Regional differences in lung ventilation

So far, we have assumed that the ventilation of all sections of healthy lungs is the same. However, it was found that their lower sections are ventilated better than the upper ones. You can show this by asking the subject to inhale a gas mixture with radioactive xenon (Fig. 2.7). When 133 Xe enters the lungs, the radiation emitted by it penetrates the chest and is captured by radiation counters attached to it. So you can measure the amount of xenon entering different parts of the lungs.

Rice. 2.7. Assessment of regional differences in ventilation using radioactive xenon. The subject inhales the mixture with this gas, and the intensity of the radiation is measured by counters placed outside the chest. It can be seen that ventilation in the lungs of a person in a vertical position is weakened in the direction from the lower sections to the upper ones.

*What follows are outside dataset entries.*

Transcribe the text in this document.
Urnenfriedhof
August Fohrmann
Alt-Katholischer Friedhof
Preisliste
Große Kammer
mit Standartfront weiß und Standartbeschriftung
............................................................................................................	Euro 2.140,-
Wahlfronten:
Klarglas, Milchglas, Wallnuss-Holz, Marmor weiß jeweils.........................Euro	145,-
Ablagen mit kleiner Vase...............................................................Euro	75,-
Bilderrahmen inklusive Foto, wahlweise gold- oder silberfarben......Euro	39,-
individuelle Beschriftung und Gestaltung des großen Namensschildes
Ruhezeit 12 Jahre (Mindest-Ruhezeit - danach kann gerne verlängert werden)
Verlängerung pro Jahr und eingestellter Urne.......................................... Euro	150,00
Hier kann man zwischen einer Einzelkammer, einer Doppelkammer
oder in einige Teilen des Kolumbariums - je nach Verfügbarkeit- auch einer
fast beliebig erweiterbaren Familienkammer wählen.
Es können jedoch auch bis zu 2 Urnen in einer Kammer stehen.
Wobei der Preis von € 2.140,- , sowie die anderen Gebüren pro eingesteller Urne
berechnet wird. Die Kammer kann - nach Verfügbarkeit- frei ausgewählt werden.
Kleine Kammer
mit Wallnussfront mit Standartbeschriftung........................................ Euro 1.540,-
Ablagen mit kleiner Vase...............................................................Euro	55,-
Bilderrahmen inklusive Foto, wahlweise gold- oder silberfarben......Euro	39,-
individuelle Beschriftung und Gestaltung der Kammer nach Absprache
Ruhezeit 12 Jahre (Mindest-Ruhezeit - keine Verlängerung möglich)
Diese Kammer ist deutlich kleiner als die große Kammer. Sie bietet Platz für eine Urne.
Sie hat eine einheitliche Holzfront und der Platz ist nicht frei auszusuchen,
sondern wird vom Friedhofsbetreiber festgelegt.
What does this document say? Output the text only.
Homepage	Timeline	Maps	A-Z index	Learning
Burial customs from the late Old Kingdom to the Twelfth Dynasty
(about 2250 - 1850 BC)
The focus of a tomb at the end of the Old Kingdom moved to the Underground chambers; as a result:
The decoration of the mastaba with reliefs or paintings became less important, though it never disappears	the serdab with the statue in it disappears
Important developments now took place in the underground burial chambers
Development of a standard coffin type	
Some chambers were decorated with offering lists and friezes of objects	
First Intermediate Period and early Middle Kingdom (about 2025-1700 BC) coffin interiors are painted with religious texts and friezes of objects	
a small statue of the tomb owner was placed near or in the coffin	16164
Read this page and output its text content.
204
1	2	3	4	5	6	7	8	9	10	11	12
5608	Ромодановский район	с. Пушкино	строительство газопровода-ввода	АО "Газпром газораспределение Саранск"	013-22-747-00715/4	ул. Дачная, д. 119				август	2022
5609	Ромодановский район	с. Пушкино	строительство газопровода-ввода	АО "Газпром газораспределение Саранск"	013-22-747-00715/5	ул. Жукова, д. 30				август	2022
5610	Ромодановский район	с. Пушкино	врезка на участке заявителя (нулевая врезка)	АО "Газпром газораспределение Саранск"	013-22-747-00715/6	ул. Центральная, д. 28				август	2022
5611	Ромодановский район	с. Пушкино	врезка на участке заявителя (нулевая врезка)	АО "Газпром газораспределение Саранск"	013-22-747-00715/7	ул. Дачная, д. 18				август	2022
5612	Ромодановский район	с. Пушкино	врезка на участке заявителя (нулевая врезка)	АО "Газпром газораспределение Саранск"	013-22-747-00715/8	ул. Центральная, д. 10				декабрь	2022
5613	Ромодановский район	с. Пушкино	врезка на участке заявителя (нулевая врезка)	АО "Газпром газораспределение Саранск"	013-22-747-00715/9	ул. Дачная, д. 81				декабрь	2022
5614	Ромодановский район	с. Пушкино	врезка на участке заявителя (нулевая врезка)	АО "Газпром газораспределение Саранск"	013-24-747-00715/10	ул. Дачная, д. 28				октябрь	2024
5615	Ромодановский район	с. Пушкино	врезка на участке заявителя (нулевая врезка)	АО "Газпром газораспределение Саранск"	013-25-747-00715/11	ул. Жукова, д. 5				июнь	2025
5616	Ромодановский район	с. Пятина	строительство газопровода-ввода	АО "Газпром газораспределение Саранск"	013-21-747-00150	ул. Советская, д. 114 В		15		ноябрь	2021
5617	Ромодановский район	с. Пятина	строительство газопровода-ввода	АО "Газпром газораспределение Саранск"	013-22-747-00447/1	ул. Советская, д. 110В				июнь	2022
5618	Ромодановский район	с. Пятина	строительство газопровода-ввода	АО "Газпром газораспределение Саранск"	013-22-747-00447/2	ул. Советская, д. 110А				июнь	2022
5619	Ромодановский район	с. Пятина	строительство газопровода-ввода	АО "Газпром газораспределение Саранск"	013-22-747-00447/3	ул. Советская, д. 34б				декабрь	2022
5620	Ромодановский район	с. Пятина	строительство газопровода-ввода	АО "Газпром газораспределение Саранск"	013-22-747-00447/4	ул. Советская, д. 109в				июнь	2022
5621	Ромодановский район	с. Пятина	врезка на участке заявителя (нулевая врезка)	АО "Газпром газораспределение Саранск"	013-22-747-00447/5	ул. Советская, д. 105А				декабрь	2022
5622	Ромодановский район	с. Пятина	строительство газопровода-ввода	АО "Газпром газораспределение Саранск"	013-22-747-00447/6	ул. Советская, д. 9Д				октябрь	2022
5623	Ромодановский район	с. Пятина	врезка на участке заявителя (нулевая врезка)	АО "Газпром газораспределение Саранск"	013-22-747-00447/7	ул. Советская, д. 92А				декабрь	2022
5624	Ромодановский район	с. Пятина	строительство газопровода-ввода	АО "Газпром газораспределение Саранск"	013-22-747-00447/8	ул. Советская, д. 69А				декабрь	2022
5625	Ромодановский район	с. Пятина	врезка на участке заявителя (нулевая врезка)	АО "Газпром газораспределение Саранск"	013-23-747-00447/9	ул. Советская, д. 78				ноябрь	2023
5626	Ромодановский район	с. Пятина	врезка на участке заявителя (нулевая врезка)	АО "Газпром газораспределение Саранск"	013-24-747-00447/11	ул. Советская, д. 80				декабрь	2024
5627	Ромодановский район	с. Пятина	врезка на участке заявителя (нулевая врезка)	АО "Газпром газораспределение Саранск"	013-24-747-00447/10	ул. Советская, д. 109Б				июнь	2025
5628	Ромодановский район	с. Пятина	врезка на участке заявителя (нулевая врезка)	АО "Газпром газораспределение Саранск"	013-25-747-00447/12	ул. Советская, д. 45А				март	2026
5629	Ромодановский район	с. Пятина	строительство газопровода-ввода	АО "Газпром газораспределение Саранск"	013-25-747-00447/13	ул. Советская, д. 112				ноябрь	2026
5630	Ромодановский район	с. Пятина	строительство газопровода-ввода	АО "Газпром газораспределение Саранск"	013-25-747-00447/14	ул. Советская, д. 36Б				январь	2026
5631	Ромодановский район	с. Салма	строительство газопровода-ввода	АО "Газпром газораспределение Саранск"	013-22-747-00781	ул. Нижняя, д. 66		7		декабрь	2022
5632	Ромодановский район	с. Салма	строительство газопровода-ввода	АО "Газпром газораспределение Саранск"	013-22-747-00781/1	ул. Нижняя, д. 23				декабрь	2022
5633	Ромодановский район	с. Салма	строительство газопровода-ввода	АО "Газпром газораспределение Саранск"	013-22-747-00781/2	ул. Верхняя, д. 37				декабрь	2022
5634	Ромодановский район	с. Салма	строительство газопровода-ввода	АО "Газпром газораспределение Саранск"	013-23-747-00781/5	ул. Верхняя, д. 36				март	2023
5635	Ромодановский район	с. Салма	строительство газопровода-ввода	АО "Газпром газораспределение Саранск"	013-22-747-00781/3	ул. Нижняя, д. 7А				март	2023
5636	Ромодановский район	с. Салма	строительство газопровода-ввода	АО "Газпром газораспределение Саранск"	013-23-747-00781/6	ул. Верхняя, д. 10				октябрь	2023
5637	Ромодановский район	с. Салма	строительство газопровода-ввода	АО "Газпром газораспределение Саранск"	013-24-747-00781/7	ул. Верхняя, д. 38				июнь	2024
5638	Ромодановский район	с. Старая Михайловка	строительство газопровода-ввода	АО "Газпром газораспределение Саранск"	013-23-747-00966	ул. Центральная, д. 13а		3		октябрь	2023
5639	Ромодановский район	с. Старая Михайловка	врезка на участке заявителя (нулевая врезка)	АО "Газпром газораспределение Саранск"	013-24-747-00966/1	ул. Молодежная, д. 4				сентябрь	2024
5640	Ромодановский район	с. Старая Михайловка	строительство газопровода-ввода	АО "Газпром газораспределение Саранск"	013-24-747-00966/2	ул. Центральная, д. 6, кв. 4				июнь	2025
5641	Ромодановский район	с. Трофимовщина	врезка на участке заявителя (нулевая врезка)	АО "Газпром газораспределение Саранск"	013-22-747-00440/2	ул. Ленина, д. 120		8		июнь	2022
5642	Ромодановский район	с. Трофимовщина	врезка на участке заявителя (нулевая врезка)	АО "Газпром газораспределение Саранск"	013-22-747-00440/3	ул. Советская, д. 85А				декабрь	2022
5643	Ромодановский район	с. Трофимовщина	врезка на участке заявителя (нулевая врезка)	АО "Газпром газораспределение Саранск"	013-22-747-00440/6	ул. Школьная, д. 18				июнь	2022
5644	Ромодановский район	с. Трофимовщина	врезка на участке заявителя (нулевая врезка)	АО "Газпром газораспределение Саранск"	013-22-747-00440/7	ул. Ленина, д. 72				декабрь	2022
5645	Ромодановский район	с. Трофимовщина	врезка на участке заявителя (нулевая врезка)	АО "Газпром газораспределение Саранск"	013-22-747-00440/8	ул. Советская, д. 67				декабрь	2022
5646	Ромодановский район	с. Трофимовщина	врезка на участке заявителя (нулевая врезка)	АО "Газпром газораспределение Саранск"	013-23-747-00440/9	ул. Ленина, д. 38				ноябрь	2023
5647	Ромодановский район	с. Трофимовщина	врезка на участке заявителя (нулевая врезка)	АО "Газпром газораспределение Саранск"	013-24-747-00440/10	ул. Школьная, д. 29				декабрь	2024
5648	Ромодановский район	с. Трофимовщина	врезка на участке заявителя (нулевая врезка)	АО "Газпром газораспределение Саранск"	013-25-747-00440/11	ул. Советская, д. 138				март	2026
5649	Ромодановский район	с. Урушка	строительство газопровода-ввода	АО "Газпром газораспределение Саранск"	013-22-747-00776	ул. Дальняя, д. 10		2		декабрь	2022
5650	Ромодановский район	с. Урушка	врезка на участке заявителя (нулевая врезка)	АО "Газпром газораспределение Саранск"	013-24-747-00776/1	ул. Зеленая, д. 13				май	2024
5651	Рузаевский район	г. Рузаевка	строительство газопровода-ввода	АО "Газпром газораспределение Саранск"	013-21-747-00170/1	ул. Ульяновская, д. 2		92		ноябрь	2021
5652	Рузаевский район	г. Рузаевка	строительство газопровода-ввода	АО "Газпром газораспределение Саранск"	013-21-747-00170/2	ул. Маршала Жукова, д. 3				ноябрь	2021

On fig. 2.7 shows the results obtained using this method on several healthy volunteers. It can be seen that the level of ventilation per unit volume is higher in the region of the lower parts of the lungs and gradually decreases towards their tops. It has been shown that if the subject lies on his back, the difference in ventilation of the apical and lower sections of the lungs disappears, however, in this case, their posterior (dorsal) areas begin to be ventilated better than the anterior (ventral). In the supine position, the lower lung is better ventilated. The reasons for such regional differences in ventilation are discussed in Chap. 7.